Many immigrants who support overhaul legislation now before the Senate do not have legal immigration status, so they cannot travel easily across state lines and they think twice about turning out in public.
The PICO National Network, an organization of religious activist groups, said it would hold prayer vigils in coming days at the offices of lawmakers they hoped to persuade to vote for the immigration bill. On Wednesday, vigils were planned at the district offices of three Republicans in the House of Representatives: Mike Coffman in Aurora, Colo.; Jeff Denham in Modesto, Calif.; and Daniel Webster in Winter Garden, Fla., among others.
In mid-April a bipartisan group of eight senators introduced a sweeping immigration bill, which includes a path to citizenship for immigrants here illegally as well as measures to tighten border security, clear backlogs in the legal immigration system, create new guest worker programs and expand visas for highly skilled immigrants.

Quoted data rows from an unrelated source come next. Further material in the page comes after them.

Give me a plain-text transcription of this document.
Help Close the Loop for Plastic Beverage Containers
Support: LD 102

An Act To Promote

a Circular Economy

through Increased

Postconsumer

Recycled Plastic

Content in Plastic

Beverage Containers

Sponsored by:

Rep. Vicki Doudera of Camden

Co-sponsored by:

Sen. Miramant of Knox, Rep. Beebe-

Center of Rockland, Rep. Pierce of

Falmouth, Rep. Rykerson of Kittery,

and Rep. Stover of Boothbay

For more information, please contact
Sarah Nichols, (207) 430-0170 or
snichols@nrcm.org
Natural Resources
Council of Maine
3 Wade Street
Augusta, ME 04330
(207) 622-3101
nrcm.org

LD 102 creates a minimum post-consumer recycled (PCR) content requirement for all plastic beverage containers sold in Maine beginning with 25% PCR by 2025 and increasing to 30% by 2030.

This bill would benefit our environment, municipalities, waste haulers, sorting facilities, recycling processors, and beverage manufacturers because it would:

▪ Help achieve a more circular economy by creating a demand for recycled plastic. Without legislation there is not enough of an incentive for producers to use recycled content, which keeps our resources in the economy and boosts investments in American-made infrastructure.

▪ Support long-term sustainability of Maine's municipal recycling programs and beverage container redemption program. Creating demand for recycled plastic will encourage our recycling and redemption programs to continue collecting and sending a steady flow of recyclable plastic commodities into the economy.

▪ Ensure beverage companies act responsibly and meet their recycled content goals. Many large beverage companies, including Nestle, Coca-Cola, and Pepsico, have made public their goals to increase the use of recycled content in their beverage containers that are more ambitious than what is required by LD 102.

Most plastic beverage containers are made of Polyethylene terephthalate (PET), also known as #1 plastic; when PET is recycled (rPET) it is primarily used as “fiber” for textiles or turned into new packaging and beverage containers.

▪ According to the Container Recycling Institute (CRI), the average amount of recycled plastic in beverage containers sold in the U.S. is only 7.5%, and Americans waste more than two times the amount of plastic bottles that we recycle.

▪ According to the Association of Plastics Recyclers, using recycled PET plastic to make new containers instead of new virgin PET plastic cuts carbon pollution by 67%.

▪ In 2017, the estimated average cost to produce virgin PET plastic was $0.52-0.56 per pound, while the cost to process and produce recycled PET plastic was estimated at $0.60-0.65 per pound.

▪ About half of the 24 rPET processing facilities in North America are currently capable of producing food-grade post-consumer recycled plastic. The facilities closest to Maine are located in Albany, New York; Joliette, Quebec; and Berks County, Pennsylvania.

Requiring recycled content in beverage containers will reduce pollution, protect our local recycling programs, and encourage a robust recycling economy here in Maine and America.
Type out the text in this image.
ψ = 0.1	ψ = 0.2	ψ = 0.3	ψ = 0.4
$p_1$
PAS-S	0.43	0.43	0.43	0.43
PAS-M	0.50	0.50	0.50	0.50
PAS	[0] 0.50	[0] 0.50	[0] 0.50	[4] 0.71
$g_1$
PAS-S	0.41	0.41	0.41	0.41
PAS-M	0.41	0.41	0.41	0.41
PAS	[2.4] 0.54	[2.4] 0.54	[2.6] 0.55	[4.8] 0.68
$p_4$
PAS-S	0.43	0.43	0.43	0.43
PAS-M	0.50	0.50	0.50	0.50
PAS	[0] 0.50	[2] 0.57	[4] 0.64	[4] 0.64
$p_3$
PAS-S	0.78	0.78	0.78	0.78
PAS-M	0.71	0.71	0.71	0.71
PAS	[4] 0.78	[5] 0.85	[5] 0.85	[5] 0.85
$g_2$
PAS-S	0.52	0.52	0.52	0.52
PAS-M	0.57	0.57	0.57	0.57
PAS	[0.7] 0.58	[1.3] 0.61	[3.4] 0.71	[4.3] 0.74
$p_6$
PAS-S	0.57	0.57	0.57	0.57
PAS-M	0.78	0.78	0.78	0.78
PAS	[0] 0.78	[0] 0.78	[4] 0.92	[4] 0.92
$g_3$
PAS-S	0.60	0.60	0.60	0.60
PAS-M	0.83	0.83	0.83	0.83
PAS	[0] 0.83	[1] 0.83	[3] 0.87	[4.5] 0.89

Immigrant and Latino organizations have generally supported the bill, although they have criticized the length of the path to citizenship — 13 years for most illegal immigrants — and the many hurdles along the way, including fines and fees. The bill faces an uphill battle in the Senate, its sponsors acknowledge, and similar legislation would have an even harder time in the House.
Leading organizers of the May 1 events included the Service Employees International Union and other labor unions; Mi Familia Vota, a Latino voter registration organization; and the Fair Immigration Reform Movement, a coalition of immigrant community groups.
“The big strategy is to point the people power of the movement towards getting Congress to finish the job in 2013,” said Deepak Bhargava, executive director of the Center for Community Change, one of the main organizers. “Tremendous hope and expectation has been raised in the community.”
Mr. Bhargava said supporters of the overhaul planned to focus their efforts this year more tightly on specific lawmakers who could influence the outcome of the vote. During the rallies on Wednesday, people would be asked to send letters and e-mail messages and make calls on their mobile phones to lawmakers as speeches were under way.
In 2006, when major immigration legislation came before Congress, many hundreds of thousands of immigrants and advocates took to the streets in cities like Los Angeles and New York. But an overhaul bill by President George W. Bush failed in 2007. Since then, the Obama administration has deported more than 1.6 million people, making many immigrants wary of appearing in public.
Organizers said the May Day events would be an indication of whether the fear was subsiding and the passion of seven years ago was still there.